Bird is not the only SPAC this year to issue a warning of growing concern. Canoo and Arrival also said they may not have enough funds to bring their electric vehicles to market, and Arrival also recently received a delisting warning from the Nasdaq.
Bird shares tumbled nearly 16% today and are currently trading at $0.36. The company has until next month to push its share price above $1.00 per its warning from the New York Stock Exchange.
Bird’s Third Quarter Financial Statements
In the third quarter, Bird said its revenue rose 19% to $72.9 million, compared with $61.1 million in the same quarter last year. Bird shared his income increase the same day he revealed that he overstated income in the past and that the financial statements for the past two years “should no longer be reliable.”
Bird had been counting preloaded wallet balances in its overall income and is now in the process of looking at balances it doesn’t expect to redeem in the future, according to Ben Lu, Bird’s chief financial officer. Lu said that Bird would finish this audit by the fourth quarter.

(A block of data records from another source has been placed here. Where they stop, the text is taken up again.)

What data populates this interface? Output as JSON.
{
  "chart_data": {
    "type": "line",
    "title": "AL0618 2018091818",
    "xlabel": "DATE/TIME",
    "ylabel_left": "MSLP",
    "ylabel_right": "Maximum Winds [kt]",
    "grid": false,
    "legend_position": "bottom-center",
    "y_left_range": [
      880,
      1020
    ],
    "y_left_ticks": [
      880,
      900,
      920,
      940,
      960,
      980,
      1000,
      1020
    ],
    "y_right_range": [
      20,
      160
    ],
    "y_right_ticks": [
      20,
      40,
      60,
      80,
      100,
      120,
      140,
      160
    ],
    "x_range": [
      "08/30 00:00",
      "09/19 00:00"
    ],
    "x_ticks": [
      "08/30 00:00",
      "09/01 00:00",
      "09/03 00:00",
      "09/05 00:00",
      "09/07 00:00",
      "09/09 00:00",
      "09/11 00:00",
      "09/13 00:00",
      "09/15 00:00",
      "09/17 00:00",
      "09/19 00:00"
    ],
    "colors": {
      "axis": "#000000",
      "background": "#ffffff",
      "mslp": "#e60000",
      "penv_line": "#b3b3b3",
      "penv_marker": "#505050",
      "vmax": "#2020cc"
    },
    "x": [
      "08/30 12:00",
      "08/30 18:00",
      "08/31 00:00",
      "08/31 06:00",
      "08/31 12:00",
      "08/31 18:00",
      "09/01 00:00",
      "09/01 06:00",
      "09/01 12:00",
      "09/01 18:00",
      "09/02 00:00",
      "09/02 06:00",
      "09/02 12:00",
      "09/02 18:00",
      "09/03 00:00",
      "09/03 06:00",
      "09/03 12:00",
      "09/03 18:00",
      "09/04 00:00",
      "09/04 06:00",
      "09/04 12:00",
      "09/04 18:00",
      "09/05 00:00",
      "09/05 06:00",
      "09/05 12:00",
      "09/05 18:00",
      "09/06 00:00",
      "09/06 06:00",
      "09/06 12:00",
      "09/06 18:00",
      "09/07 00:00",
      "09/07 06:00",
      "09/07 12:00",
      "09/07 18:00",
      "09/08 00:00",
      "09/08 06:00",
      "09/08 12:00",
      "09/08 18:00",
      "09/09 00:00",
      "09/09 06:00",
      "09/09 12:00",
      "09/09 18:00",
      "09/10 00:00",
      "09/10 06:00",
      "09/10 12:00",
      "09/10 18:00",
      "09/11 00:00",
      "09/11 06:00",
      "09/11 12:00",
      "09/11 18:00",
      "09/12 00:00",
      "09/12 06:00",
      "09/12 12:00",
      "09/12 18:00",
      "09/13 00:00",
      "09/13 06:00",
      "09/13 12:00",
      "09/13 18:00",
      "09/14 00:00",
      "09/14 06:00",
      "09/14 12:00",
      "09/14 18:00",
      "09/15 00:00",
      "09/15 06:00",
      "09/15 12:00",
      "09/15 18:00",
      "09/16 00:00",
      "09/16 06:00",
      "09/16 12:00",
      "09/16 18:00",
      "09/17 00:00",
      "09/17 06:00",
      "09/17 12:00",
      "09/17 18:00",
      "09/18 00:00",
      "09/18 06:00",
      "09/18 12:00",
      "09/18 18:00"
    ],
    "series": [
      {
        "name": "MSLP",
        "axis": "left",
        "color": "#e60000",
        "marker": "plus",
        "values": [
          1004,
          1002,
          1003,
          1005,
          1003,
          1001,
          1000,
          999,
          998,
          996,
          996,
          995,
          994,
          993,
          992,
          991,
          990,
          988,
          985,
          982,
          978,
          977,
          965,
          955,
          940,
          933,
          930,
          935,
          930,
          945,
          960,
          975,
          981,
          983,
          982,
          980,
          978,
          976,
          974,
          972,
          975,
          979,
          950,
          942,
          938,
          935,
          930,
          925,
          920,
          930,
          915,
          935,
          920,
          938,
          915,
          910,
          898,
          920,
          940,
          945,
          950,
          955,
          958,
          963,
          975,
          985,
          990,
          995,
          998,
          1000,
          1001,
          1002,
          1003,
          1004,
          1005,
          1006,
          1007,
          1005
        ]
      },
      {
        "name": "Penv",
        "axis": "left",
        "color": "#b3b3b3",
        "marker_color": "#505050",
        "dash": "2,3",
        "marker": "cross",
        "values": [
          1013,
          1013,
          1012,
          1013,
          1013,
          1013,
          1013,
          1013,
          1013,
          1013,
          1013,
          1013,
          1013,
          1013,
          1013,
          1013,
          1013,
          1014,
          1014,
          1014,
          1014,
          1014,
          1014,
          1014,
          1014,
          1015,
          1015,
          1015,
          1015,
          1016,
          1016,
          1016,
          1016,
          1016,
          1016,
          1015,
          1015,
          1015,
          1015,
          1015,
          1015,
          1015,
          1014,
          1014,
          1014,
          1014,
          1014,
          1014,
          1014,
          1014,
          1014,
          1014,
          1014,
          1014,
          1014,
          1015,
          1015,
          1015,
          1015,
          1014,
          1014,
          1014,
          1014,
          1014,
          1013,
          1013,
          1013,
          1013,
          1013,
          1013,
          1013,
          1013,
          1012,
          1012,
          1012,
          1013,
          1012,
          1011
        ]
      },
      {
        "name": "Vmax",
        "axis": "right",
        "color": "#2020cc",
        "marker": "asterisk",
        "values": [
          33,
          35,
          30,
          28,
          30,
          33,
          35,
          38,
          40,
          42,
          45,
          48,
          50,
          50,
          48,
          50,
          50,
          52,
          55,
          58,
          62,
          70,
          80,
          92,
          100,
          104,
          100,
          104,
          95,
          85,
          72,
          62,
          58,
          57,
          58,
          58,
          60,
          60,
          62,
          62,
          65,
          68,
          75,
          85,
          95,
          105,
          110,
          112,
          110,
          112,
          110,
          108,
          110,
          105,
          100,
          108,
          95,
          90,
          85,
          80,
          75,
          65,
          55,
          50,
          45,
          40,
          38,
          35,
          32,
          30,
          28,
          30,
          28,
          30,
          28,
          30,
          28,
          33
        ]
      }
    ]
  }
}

“Upon completion, we expect to record continued breakage revenue and anticipate booking an upgrade that would increase our revenue next quarter,” Lu said in a statement. “As a result of these two accounting adjustments, we are retiring our prior fiscal 2022 revenue guidance of $275 million to $325 million.”
Lu did not explain how Bird would balance out the exaggerated revenue from the past, nor whether Bird would issue a new revenue guidance for the full year.
Bird closed the quarter with a net loss of $9.8 million, compared with a net loss of $42.1 million in the prior year, suggesting that the company’s many cost cuts had an impact. In fact, Bird’s third-quarter operating expenses were $29.4 million, which is a decrease of $10.6 million from the third quarter of 2021. Without additional funds, however, Bird may be exiting more than several dozen markets.